Le prix du cuivre grimpe à plus de 10’000 dollars la tonne

Peut-être voyait-il déjà dans l'argile de ses mines la possibilité d'un rapprochement entre les deux titans des matières premières que sont BHP et Anglo American. L'offre de BHP pour Anglo a certes été rejetée car pas assez généreuse, mais la perspective d'un conglomérat qui détiendrait 10% du cuivre mondial met le secteur en ébullition, tout comme les politiciens sud-africains ou la Chine, premier consommateur de métaux, qui ne devrait pas voir d'un bon œil l'émergence d'un acteur aussi important agissant hors de son contrôle. Entre-temps, le prix du cuivre grimpe à plus de 10’000 dollars la tonne.

Mais l'aversion des marchés pour les investissements massifs des entreprises ne se limite pas à l'abîme minier. Mark Zuckerberg, qui entend lui aussi construire son pont vers le surhumain, est en train de l'apprendre à ses dépens. Oui, même dans l'hypercroissance de l'IA, il faut donner du concret aux marchés quand on fait appel à eux.

Surtout quand près d'un quart du chiffre d'affaires est investi (40 milliards cette année, 28 milliards en 2023). Et encore plus l'année prochaine. En deux ans, cela représente plus de huit fois le montant investi dans la mine de cuivre (fermée par le gouvernement) de Cobre Panama (l'une des plus grandes du monde).

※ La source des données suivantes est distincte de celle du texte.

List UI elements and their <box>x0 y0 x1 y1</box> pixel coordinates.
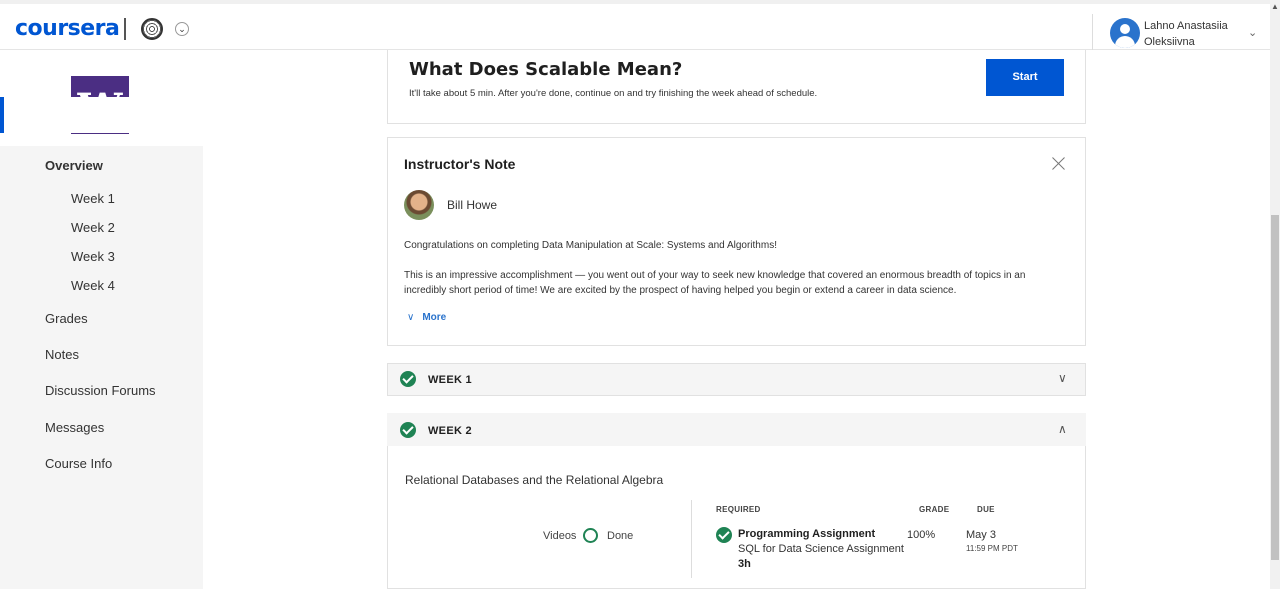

Meta ne vend pas de designs de puces haute performance

Le problème est que Meta ne vend pas de conceptions de puces à haute performance, que Microsoft et autres s'arrachent déjà. Quant à son modèle d'IA propriétaire, il est encore trop tôt pour dire si «Zuck» a l'ambition non seulement de l'intégrer dans des services existants, mais aussi de le commercialiser. La visibilité n'est pas plus grande que le prix d'achèvement d'une mine de cuivre. D'autant que le groupe ne vit actuellement guère que de ses recettes publicitaires. En cas de manque de lisibilité, le marché sanctionne (-12% sur l'action après les résultats).  

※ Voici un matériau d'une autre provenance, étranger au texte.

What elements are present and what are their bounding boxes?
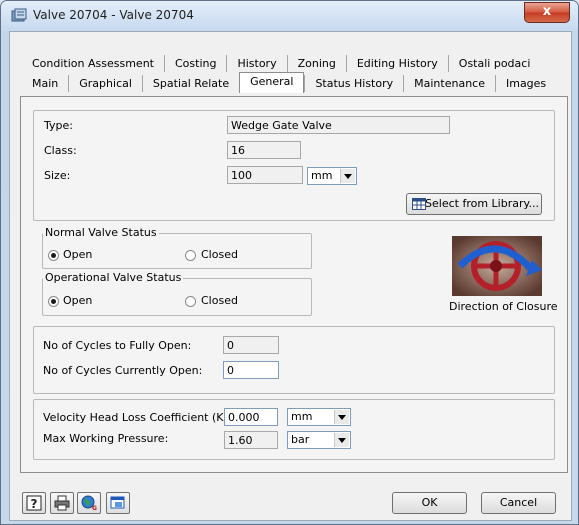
velocity-head-loss-field[interactable]: 0.000 bbox=[224, 408, 278, 426]
cancel-button[interactable]: Cancel bbox=[481, 492, 556, 514]
close-icon: x bbox=[542, 4, 552, 19]
select-from-library-label: Select from Library... bbox=[425, 197, 539, 210]
select-from-library-button[interactable]: Select from Library... bbox=[406, 193, 542, 215]
tab-general[interactable]: General bbox=[239, 72, 305, 93]
tab-history[interactable]: History bbox=[226, 55, 286, 72]
hydraulics-group: Velocity Head Loss Coefficient (Kv): 0.0… bbox=[33, 399, 555, 460]
library-grid-icon bbox=[412, 198, 426, 210]
velocity-head-loss-label: Velocity Head Loss Coefficient (Kv): bbox=[43, 411, 239, 424]
direction-of-closure-label: Direction of Closure bbox=[449, 300, 558, 313]
ok-button[interactable]: OK bbox=[392, 492, 467, 514]
dialog-window: Valve 20704 - Valve 20704 x Condition As… bbox=[0, 0, 579, 525]
chevron-down-icon[interactable] bbox=[340, 169, 355, 183]
type-label: Type: bbox=[44, 119, 73, 132]
svg-text:?: ? bbox=[31, 497, 38, 511]
operational-open-label[interactable]: Open bbox=[63, 294, 92, 307]
window-button[interactable] bbox=[106, 492, 130, 514]
pressure-unit-select[interactable]: bar bbox=[287, 431, 351, 449]
chevron-down-icon[interactable] bbox=[334, 433, 349, 447]
tab-spatial-relate[interactable]: Spatial Relate bbox=[141, 75, 239, 92]
velocity-unit-value: mm bbox=[291, 410, 313, 423]
tab-zoning[interactable]: Zoning bbox=[286, 55, 346, 72]
chevron-down-icon[interactable] bbox=[334, 410, 349, 424]
normal-open-label[interactable]: Open bbox=[63, 248, 92, 261]
tab-main[interactable]: Main bbox=[22, 75, 68, 92]
window-title: Valve 20704 - Valve 20704 bbox=[33, 8, 194, 22]
tab-ostali-podaci[interactable]: Ostali podaci bbox=[447, 55, 541, 72]
tab-row-1: Condition Assessment Costing History Zon… bbox=[22, 55, 540, 73]
size-unit-value: mm bbox=[311, 169, 333, 182]
app-icon bbox=[11, 8, 27, 22]
pressure-unit-value: bar bbox=[291, 433, 310, 446]
tab-status-history[interactable]: Status History bbox=[304, 75, 403, 92]
normal-open-radio[interactable] bbox=[48, 250, 59, 261]
tab-editing-history[interactable]: Editing History bbox=[345, 55, 448, 72]
velocity-unit-select[interactable]: mm bbox=[287, 408, 351, 426]
cycles-fully-open-field[interactable]: 0 bbox=[223, 336, 279, 354]
cycles-currently-open-label: No of Cycles Currently Open: bbox=[43, 364, 203, 377]
class-field[interactable]: 16 bbox=[227, 141, 301, 159]
operational-closed-label[interactable]: Closed bbox=[201, 294, 238, 307]
operational-closed-radio[interactable] bbox=[185, 296, 196, 307]
tab-images[interactable]: Images bbox=[494, 75, 556, 92]
title-bar[interactable]: Valve 20704 - Valve 20704 x bbox=[1, 1, 578, 31]
help-button[interactable]: ? bbox=[22, 492, 46, 514]
close-button[interactable]: x bbox=[524, 2, 570, 23]
tab-condition-assessment[interactable]: Condition Assessment bbox=[22, 55, 164, 72]
size-field[interactable]: 100 bbox=[227, 166, 303, 184]
normal-closed-radio[interactable] bbox=[185, 250, 196, 261]
gis-icon: GIS bbox=[81, 495, 97, 511]
max-working-pressure-field[interactable]: 1.60 bbox=[224, 431, 278, 449]
max-working-pressure-label: Max Working Pressure: bbox=[43, 432, 169, 445]
tab-maintenance[interactable]: Maintenance bbox=[403, 75, 495, 92]
tab-graphical[interactable]: Graphical bbox=[68, 75, 142, 92]
normal-valve-status-legend: Normal Valve Status bbox=[43, 226, 159, 239]
tab-costing[interactable]: Costing bbox=[163, 55, 226, 72]
cycles-currently-open-field[interactable]: 0 bbox=[223, 361, 279, 379]
help-icon: ? bbox=[26, 495, 42, 511]
size-unit-select[interactable]: mm bbox=[307, 167, 357, 185]
tab-row-2: Main Graphical Spatial Relate General St… bbox=[22, 72, 556, 93]
dialog-client: Condition Assessment Costing History Zon… bbox=[9, 31, 572, 521]
print-button[interactable] bbox=[50, 492, 74, 514]
window-icon bbox=[110, 496, 125, 509]
operational-valve-status-legend: Operational Valve Status bbox=[43, 271, 184, 284]
valve-handwheel-icon[interactable] bbox=[452, 236, 542, 296]
normal-closed-label[interactable]: Closed bbox=[201, 248, 238, 261]
operational-open-radio[interactable] bbox=[48, 296, 59, 307]
type-field[interactable]: Wedge Gate Valve bbox=[227, 116, 450, 134]
general-tab-panel: Type: Wedge Gate Valve Class: 16 Size: 1… bbox=[20, 96, 568, 473]
size-label: Size: bbox=[44, 169, 71, 182]
svg-text:GIS: GIS bbox=[92, 505, 97, 511]
cycles-group: No of Cycles to Fully Open: 0 No of Cycl… bbox=[33, 326, 555, 394]
class-label: Class: bbox=[44, 144, 77, 157]
print-icon bbox=[54, 495, 70, 511]
valve-info-group: Type: Wedge Gate Valve Class: 16 Size: 1… bbox=[33, 110, 555, 221]
cycles-fully-open-label: No of Cycles to Fully Open: bbox=[43, 339, 192, 352]
gis-button[interactable]: GIS bbox=[77, 492, 101, 514]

Il existe de nombreuses possibilités de créer un modèle commercial rentable dans l'IA générale et dans les grands modèles linguistiques, affirme le milliardaire. En cela, il a probablement raison. Mais il est encore plus clairvoyant lorsqu'il prévient qu'il faudra du temps et surtout beaucoup d'argent avant d'en arriver là. Le danger pour les investisseurs est que ces demi-dieux de la transcendance soient évalués comme si le pont avait déjà été construit!